Europe heatwave: “We are lucky to be here!”

While a heatwave sweeps through European capitals, tourists find refuge in Northern Norway.

“The temperature is great here today,” Dutch tourist Zweer tells the Barents Observer, standing next to his camper van in Kirkenes harbour. While Kirkenes, a Norwegian border town far inside the Arctic Circle, welcomes visitors with a refreshing breeze of 9°C, the thermometer back home in the Netherlands rises to 36°C. This summer, the world’s media reported on a “historic heatwave” hitting Europe.
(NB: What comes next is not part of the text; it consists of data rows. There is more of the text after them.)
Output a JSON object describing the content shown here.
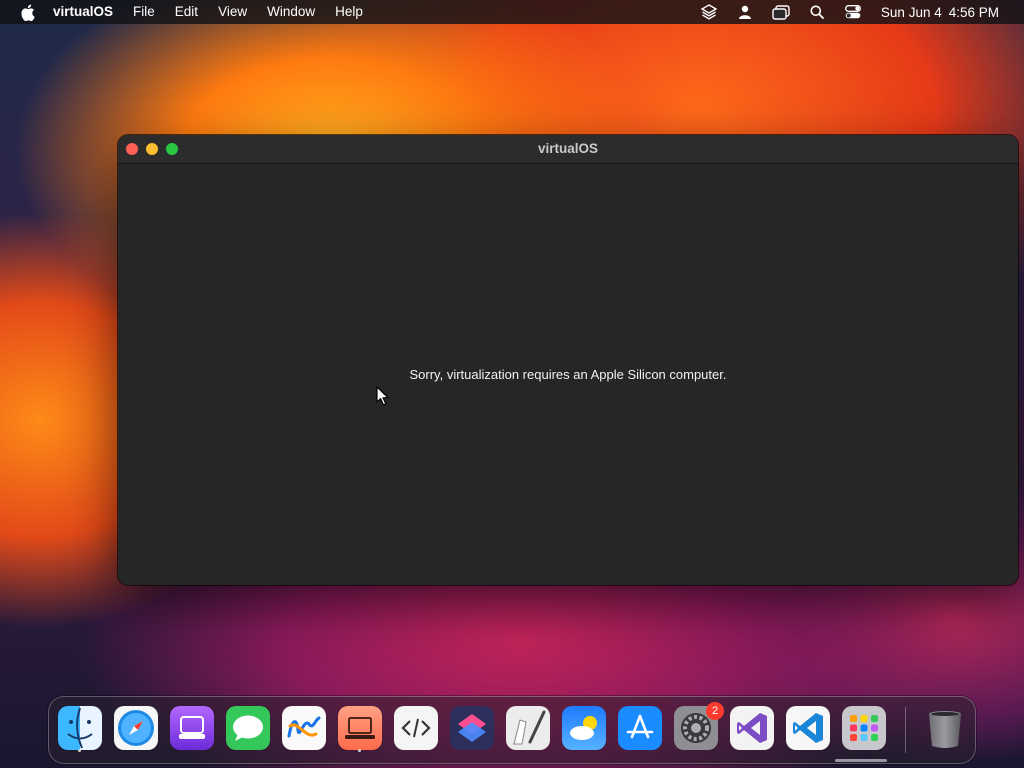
{
  "menubar": {
    "app_name": "virtualOS",
    "items": [
      "File",
      "Edit",
      "View",
      "Window",
      "Help"
    ],
    "status_icons": [
      "layers-icon",
      "user-icon",
      "screen-mirror-icon",
      "search-icon",
      "control-center-icon"
    ],
    "date": "Sun Jun 4",
    "time": "4:56 PM"
  },
  "window": {
    "title": "virtualOS",
    "message": "Sorry, virtualization requires an Apple Silicon computer."
  },
  "dock": {
    "apps": [
      "Finder",
      "Safari",
      "Podcasts",
      "Messages",
      "Freeform",
      "Remote Desktop",
      "Script Editor",
      "Shortcuts",
      "Script Draw",
      "Weather",
      "App Store",
      "System Settings",
      "Visual Studio",
      "Visual Studio Code",
      "Launchpad",
      "Trash"
    ],
    "settings_badge": "2"
  },
  "colors": {
    "close": "#ff5f57",
    "minimize": "#febc2e",
    "maximize": "#28c840",
    "badge": "#ff3b30"
  }
}
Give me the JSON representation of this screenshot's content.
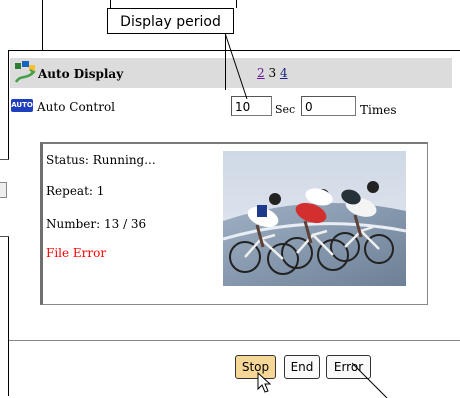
{
  "callout": {
    "label": "Display period"
  },
  "header": {
    "title": "Auto Display",
    "pages": [
      "2",
      "3",
      "4"
    ]
  },
  "auto_control": {
    "label": "Auto Control",
    "icon_text": "AUTO",
    "period_value": "10",
    "period_unit": "Sec",
    "repeat_value": "0",
    "repeat_unit": "Times"
  },
  "status": {
    "status_line": "Status:  Running...",
    "repeat_line": "Repeat:  1",
    "number_line": "Number:  13 / 36",
    "error_line": "File Error",
    "error_color": "#ff0000"
  },
  "buttons": {
    "stop": "Stop",
    "end": "End",
    "error": "Error"
  },
  "icons": {
    "header_icon": "auto-display-icon",
    "auto_icon": "auto-control-icon",
    "cursor": "mouse-pointer-icon"
  }
}
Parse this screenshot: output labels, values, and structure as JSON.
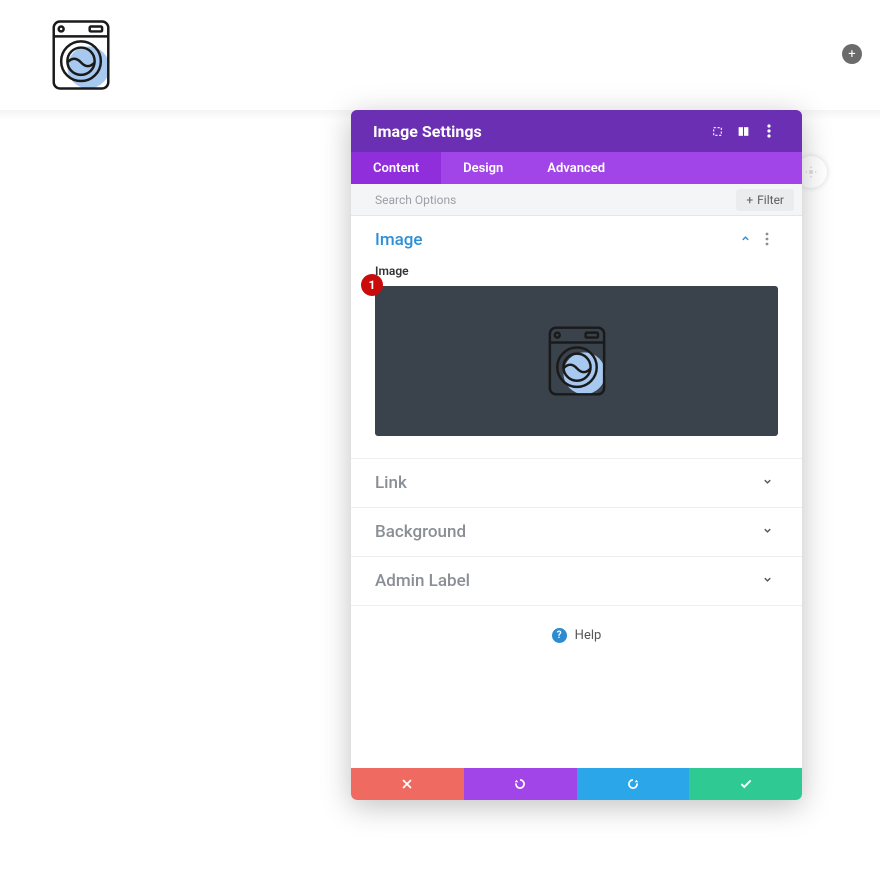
{
  "page": {
    "add_button_symbol": "+"
  },
  "panel": {
    "title": "Image Settings",
    "tabs": [
      {
        "label": "Content",
        "active": true
      },
      {
        "label": "Design",
        "active": false
      },
      {
        "label": "Advanced",
        "active": false
      }
    ],
    "search_placeholder": "Search Options",
    "filter_label": "Filter",
    "sections": {
      "image": {
        "title": "Image",
        "field_label": "Image",
        "step_badge": "1"
      },
      "link": {
        "title": "Link"
      },
      "background": {
        "title": "Background"
      },
      "admin_label": {
        "title": "Admin Label"
      }
    },
    "help_label": "Help"
  },
  "icons": {
    "expand": "expand-icon",
    "columns": "columns-icon",
    "kebab": "kebab-icon",
    "chevron_up": "chevron-up-icon",
    "chevron_down": "chevron-down-icon",
    "plus": "plus-icon",
    "close_x": "close-icon",
    "undo": "undo-icon",
    "redo": "redo-icon",
    "check": "check-icon",
    "drag": "drag-icon",
    "washer": "washing-machine-icon"
  },
  "colors": {
    "header": "#6b2fb3",
    "tabs": "#a245e8",
    "tab_active": "#912edb",
    "accent": "#2d8fd4",
    "cancel": "#ef6a61",
    "undo": "#a245e8",
    "redo": "#2aa6e9",
    "confirm": "#2fc994",
    "badge": "#c90b0b",
    "preview_bg": "#3a424c"
  }
}
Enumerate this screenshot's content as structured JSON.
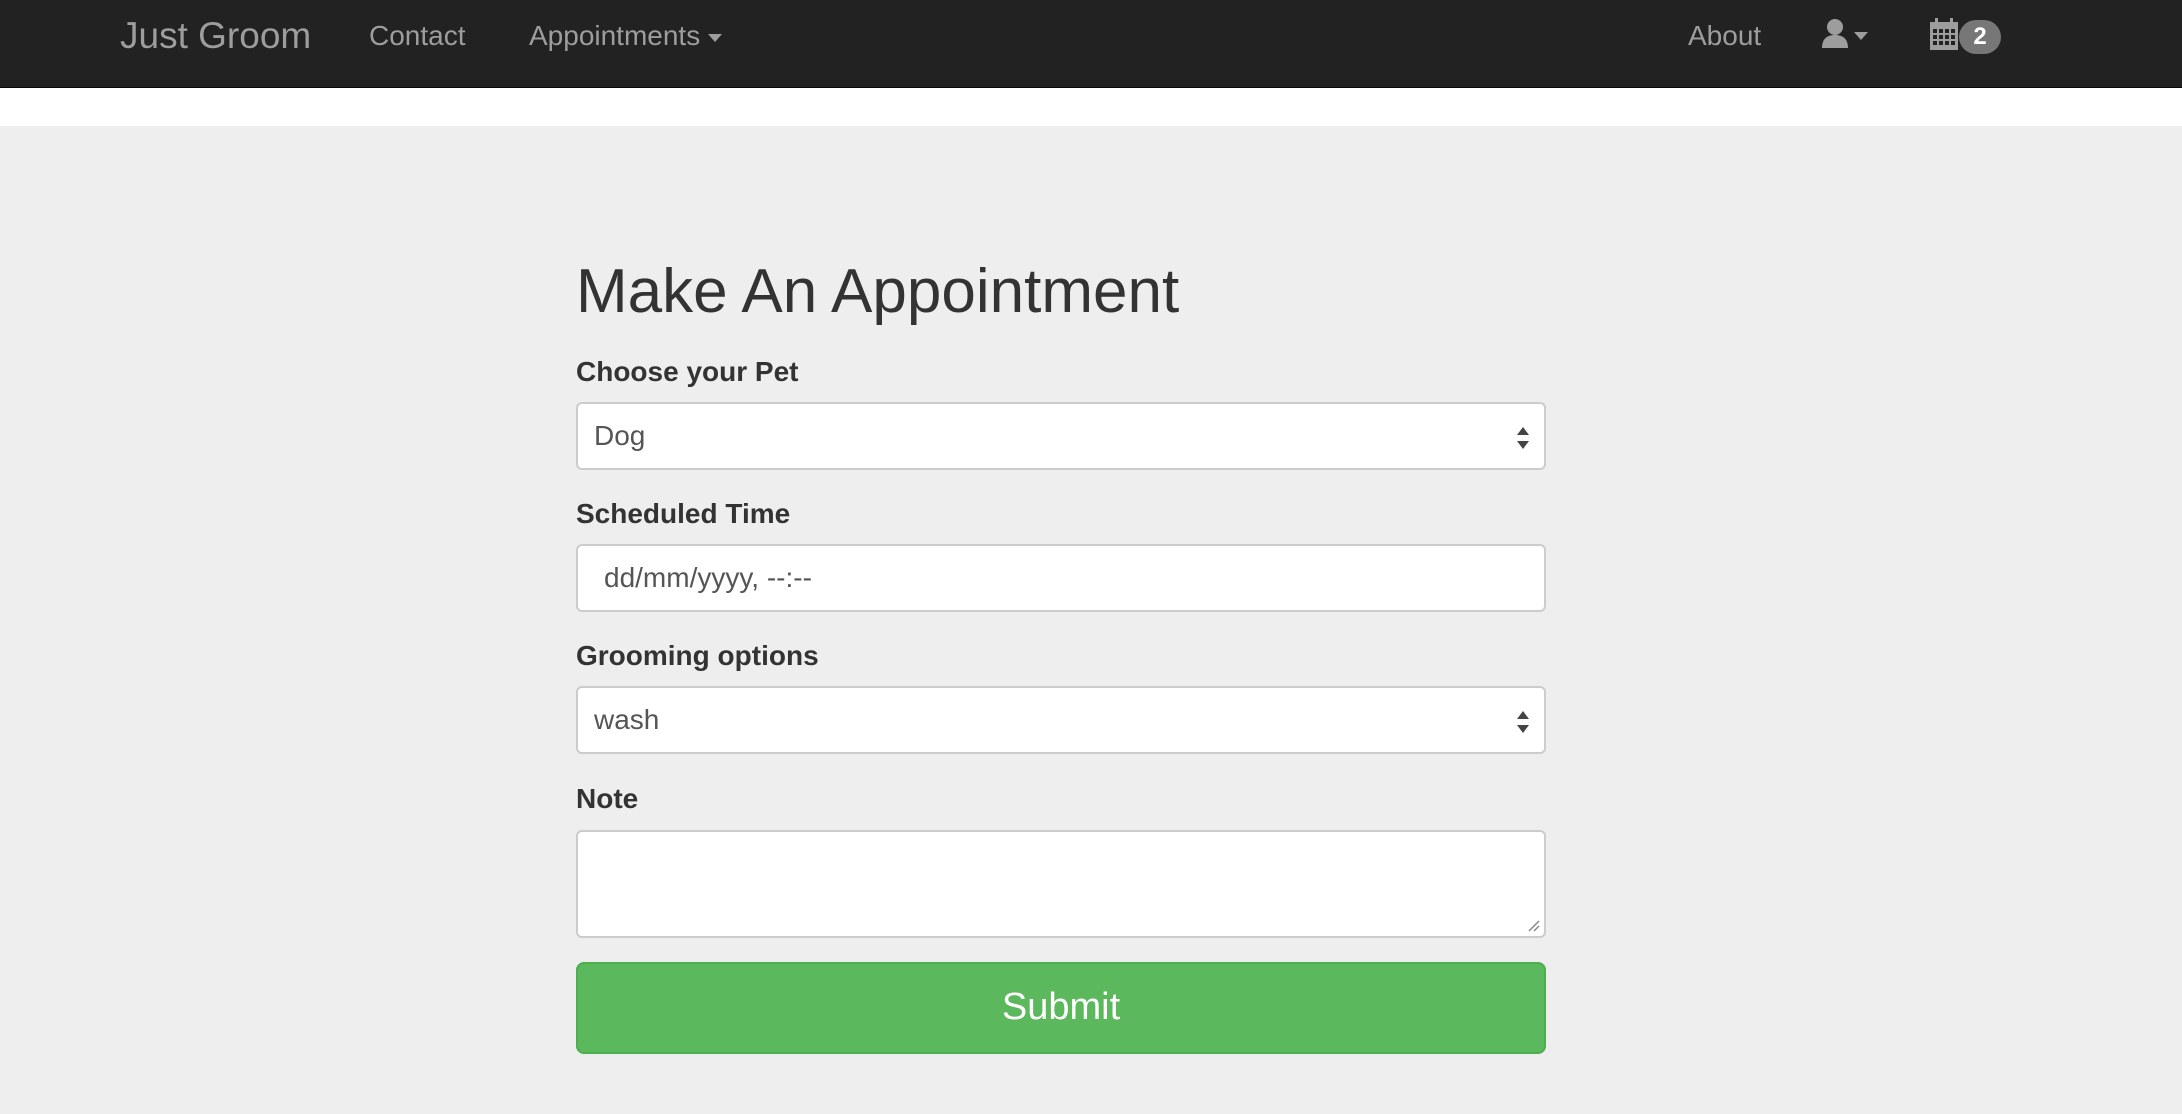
{
  "navbar": {
    "brand": "Just Groom",
    "contact_label": "Contact",
    "appointments_label": "Appointments",
    "about_label": "About",
    "calendar_badge_count": "2",
    "icons": [
      "user-icon",
      "calendar-icon"
    ]
  },
  "form": {
    "title": "Make An Appointment",
    "pet_label": "Choose your Pet",
    "pet_value": "Dog",
    "time_label": "Scheduled Time",
    "time_placeholder": "dd/mm/yyyy, --:--",
    "grooming_label": "Grooming options",
    "grooming_value": "wash",
    "note_label": "Note",
    "note_value": "",
    "submit_label": "Submit"
  },
  "colors": {
    "navbar_bg": "#222222",
    "nav_text": "#9d9d9d",
    "page_bg": "#eeeeee",
    "submit_bg": "#5cb85c"
  }
}
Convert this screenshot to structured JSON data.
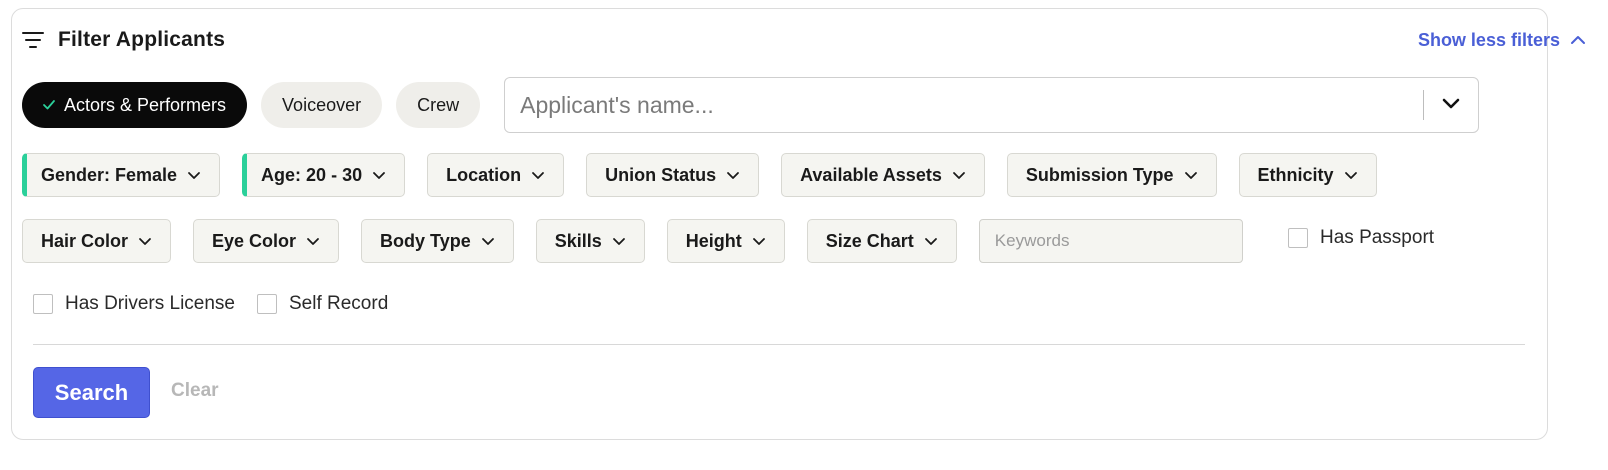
{
  "header": {
    "title": "Filter Applicants",
    "title_icon": "filter-lines-icon",
    "toggle_label": "Show less filters",
    "toggle_icon": "chevron-up-icon"
  },
  "categories": [
    {
      "label": "Actors & Performers",
      "selected": true
    },
    {
      "label": "Voiceover",
      "selected": false
    },
    {
      "label": "Crew",
      "selected": false
    }
  ],
  "name_search": {
    "placeholder": "Applicant's name...",
    "value": ""
  },
  "filters_row1": [
    {
      "label": "Gender: Female",
      "active": true
    },
    {
      "label": "Age: 20 - 30",
      "active": true
    },
    {
      "label": "Location",
      "active": false
    },
    {
      "label": "Union Status",
      "active": false
    },
    {
      "label": "Available Assets",
      "active": false
    },
    {
      "label": "Submission Type",
      "active": false
    },
    {
      "label": "Ethnicity",
      "active": false
    }
  ],
  "filters_row2": [
    {
      "label": "Hair Color"
    },
    {
      "label": "Eye Color"
    },
    {
      "label": "Body Type"
    },
    {
      "label": "Skills"
    },
    {
      "label": "Height"
    },
    {
      "label": "Size Chart"
    }
  ],
  "keywords": {
    "placeholder": "Keywords",
    "value": ""
  },
  "checkboxes": {
    "has_passport": {
      "label": "Has Passport",
      "checked": false
    },
    "has_drivers_license": {
      "label": "Has Drivers License",
      "checked": false
    },
    "self_record": {
      "label": "Self Record",
      "checked": false
    }
  },
  "actions": {
    "search_label": "Search",
    "clear_label": "Clear"
  },
  "colors": {
    "accent": "#5566e6",
    "link": "#4a5fd6",
    "active_filter_marker": "#2bd09a",
    "selected_pill": "#0a0a0a",
    "check_mark": "#2bd09a"
  }
}
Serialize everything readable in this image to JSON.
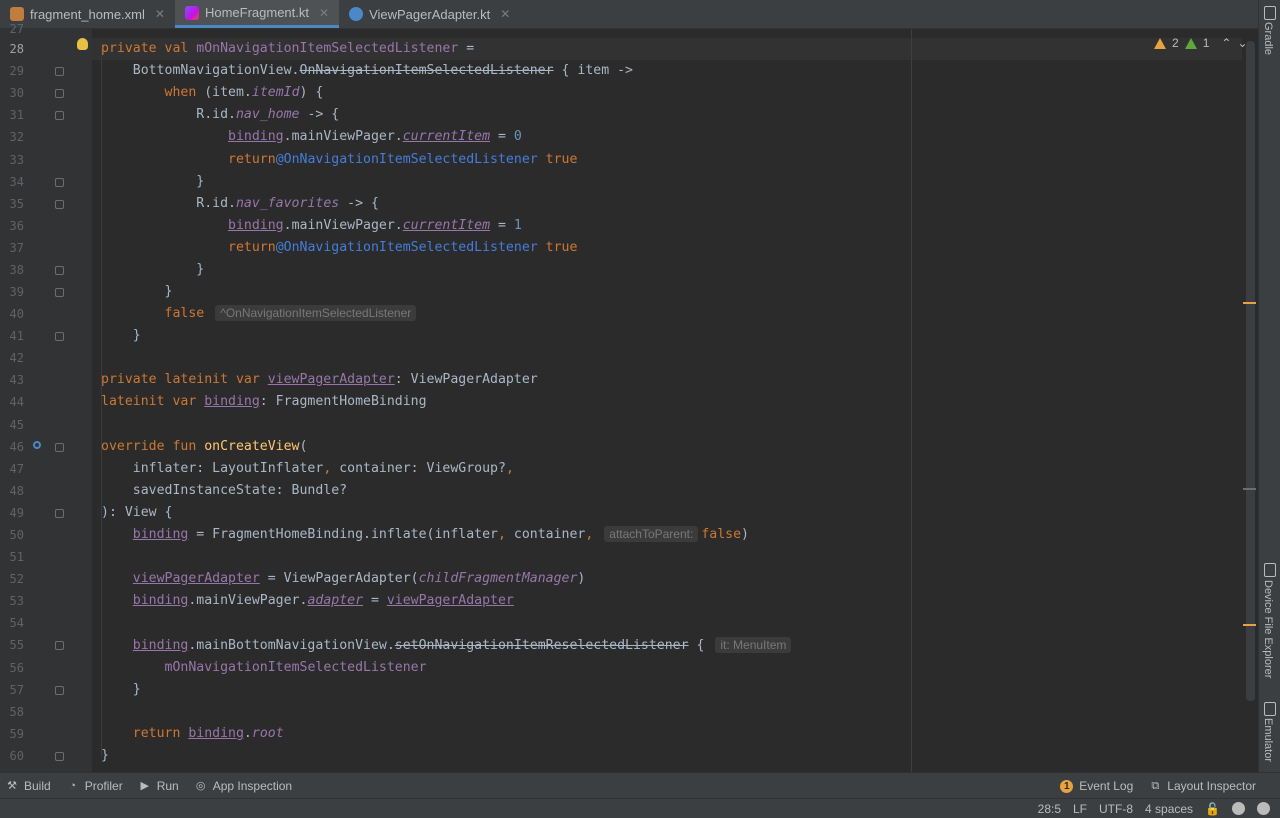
{
  "tabs": [
    {
      "label": "fragment_home.xml",
      "icon": "xml-file-icon",
      "active": false
    },
    {
      "label": "HomeFragment.kt",
      "icon": "kotlin-file-icon",
      "active": true
    },
    {
      "label": "ViewPagerAdapter.kt",
      "icon": "kotlin-class-icon",
      "active": false
    }
  ],
  "right_panel": {
    "gradle": "Gradle",
    "device_file_explorer": "Device File Explorer",
    "emulator": "Emulator"
  },
  "inspections": {
    "warnings": "2",
    "weak_warnings": "1"
  },
  "line_numbers": [
    "27",
    "28",
    "29",
    "30",
    "31",
    "32",
    "33",
    "34",
    "35",
    "36",
    "37",
    "38",
    "39",
    "40",
    "41",
    "42",
    "43",
    "44",
    "45",
    "46",
    "47",
    "48",
    "49",
    "50",
    "51",
    "52",
    "53",
    "54",
    "55",
    "56",
    "57",
    "58",
    "59",
    "60"
  ],
  "current_line": "28",
  "hints": {
    "return_label": "^OnNavigationItemSelectedListener",
    "attach_param": "attachToParent:",
    "it_type": "it: MenuItem"
  },
  "bottom_tools": {
    "build": "Build",
    "profiler": "Profiler",
    "run": "Run",
    "app_inspection": "App Inspection",
    "event_log": "Event Log",
    "event_log_count": "1",
    "layout_inspector": "Layout Inspector"
  },
  "status": {
    "position": "28:5",
    "line_sep": "LF",
    "encoding": "UTF-8",
    "indent": "4 spaces"
  },
  "colors": {
    "keyword": "#cc7832",
    "function": "#ffc66d",
    "number": "#6897bb",
    "property": "#9876aa",
    "label": "#467cda"
  }
}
Temperatures in southern Spain reached a deadly 46°C. “June 2025 has become the second hottest June since records began in 1900, behind June 2003,” French Ecology Minister Agnes Pannier-Runacher is quoted by the Deutsche Welle.

But here in the Arctic, Zweer and his wife Betty plan to spend three more days in the border town before heading to Sweden. “We are happy to be here! This summer in Holland, we have had to use the air conditioning a lot,” Zweer exclaims. “36°C is not normal for us.” “All the camper van tourists from Europe that we met on the way here told us that they chose Scandinavia as their travel destination because it’s cooler here,” Betty tells. “Our friends back in the Netherlands are jealous of us now,” says Zweer, laughing.

“But we do miss the sunshine here, though.” In the same car park, we meet Edith, a French tourist who has just arrived in her camper van from the Finnish town of Inari. She had driven all the way from her home near the French city of Lyon to Scandinavia. “It’s 36 degrees back home today,” she said. ‘When it’s more than 28 degrees, I don’t feel well. I prefer colder temperatures.” Edith said that she really enjoys her time in Norway, not only because it is cool, but also because there are hardly any people around.

“In France, there are a lot of people everywhere. I like it that there are very few here.” After spending a couple of days in Kirkenes, she and her partner will drive to North Cape and then head back south to Lofoten and Trondheim. They will then take a boat to Denmark, from where they will drive to Germany and then return to the tropical heat of France. So far, summer 2025 has been quite cool in northern Norway, with temperatures fluctuating around 10°C. Meanwhile, in July last year, an unusual heatwave also hit the Arctic region, with locals flocking to the beaches of the Barents Sea.